E-commerce is not new, though the interest shown in it is of relatively recent origin. Academics have applied their skill in seeking to maintain or improve business efficiency for years past, but they have concerned themselves mainly with obtaining facts of a historical nature – that is, by analyzing past papers, they have sought to regulate future policies. Until more recently they have been chiefly occupied with matters of a domestic or internal nature, and although they have not been able to ignore affairs outside, such as the influence exerted by customers, nevertheless they have not sought to extend the field of their activities. They have concentrated their endeavors on seeking to establish an efficiently run business, leaving those engaged on the various executive activities of the organization to pronounce on their own particular fields of interest.

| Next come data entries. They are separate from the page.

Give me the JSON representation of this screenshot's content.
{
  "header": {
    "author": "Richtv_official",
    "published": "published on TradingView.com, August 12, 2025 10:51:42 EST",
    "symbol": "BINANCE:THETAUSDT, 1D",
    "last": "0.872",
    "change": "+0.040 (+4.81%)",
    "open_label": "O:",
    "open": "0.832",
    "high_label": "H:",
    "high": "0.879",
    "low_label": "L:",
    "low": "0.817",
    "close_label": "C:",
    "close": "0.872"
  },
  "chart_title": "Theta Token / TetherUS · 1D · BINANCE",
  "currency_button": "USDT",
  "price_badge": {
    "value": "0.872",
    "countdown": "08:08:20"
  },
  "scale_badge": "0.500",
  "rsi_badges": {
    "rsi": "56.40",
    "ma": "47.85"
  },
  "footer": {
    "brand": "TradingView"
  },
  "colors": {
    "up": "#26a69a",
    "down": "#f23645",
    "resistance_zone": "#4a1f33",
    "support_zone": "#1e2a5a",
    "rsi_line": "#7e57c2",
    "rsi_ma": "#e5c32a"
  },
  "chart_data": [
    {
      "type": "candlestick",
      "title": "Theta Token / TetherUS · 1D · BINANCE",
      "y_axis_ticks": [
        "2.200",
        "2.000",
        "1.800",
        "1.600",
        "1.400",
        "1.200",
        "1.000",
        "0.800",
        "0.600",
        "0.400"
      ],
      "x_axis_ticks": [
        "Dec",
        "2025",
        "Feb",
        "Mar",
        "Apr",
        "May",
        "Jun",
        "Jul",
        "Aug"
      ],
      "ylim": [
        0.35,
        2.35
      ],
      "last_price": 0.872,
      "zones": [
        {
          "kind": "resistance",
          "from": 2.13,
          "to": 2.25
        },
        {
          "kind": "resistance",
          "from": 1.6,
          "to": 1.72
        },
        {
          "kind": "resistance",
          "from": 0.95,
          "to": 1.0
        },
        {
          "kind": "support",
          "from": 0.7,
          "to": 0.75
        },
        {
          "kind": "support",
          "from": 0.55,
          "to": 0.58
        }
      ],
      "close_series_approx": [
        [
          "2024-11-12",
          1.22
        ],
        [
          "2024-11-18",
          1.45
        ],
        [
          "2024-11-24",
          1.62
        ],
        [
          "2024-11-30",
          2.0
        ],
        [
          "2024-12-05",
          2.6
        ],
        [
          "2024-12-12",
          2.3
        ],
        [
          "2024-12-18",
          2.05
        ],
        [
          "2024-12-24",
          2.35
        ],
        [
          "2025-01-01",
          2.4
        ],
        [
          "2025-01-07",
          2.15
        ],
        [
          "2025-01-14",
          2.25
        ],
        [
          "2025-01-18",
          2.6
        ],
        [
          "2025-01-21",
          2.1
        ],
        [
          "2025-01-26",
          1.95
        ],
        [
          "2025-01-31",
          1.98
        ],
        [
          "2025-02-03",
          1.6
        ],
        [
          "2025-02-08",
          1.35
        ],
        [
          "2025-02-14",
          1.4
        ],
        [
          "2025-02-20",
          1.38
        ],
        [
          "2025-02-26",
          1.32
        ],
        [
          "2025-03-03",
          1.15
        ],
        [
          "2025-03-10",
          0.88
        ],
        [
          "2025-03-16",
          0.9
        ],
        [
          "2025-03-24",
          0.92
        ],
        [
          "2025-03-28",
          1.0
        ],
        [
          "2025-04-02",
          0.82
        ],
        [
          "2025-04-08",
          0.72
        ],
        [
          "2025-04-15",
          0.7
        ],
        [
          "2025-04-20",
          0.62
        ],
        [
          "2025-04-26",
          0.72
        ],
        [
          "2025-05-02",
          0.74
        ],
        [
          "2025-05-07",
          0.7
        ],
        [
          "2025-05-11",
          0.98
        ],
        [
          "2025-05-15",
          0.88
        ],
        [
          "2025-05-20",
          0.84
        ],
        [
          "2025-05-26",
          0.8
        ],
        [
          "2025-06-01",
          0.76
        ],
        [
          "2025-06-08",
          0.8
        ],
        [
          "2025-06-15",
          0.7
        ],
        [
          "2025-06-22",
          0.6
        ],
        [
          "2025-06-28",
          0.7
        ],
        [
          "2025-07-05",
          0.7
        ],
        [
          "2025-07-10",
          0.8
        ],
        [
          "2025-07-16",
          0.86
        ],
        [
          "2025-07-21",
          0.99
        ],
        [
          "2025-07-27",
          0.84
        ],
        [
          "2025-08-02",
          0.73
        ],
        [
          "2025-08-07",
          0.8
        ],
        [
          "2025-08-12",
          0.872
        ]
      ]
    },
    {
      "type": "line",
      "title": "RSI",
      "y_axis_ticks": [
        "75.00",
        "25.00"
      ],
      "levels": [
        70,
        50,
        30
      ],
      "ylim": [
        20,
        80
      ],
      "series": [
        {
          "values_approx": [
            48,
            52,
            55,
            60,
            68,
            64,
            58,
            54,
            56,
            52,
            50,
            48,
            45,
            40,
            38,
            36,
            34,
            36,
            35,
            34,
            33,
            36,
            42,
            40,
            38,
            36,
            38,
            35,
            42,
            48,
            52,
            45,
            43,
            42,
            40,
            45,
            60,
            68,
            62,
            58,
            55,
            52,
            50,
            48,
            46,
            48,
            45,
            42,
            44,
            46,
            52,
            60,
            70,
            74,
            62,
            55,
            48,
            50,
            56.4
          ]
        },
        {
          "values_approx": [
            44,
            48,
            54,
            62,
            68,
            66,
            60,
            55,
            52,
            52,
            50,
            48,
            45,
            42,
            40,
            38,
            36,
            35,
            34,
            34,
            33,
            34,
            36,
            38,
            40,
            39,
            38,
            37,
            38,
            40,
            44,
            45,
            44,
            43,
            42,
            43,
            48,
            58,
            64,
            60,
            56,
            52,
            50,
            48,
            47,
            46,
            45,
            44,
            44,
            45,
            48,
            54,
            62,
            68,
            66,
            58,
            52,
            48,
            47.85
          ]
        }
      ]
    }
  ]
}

Modern business activities and the increasing complexity of present-day ecommerce have necessitated a broadening of the views, knowledge and influence of the consultant, and while greater specialization has taken place within the profession itself, a new branch of IT has evolved, namely, that of e-commerce.
“E-Commerce” may be defined broadly as that aspect of IT that is concerned with the efficient management of a business through the presentation to management of such information as will facilitate efficient and opportune planning and control.
The managerial aspect of his work is the management consultant’s prime concern. Having satisfied himself as to the efficiency of the organization of the business – covering such matters as the regulation of activities – he may justifiably expect to be concerned with the day-to-day running of affairs. His attention should be directed more particularly towards the extraction of information from records and the compilation and preparation of statements that will enable management to function with the minimum of effort and with the maximum of efficiency.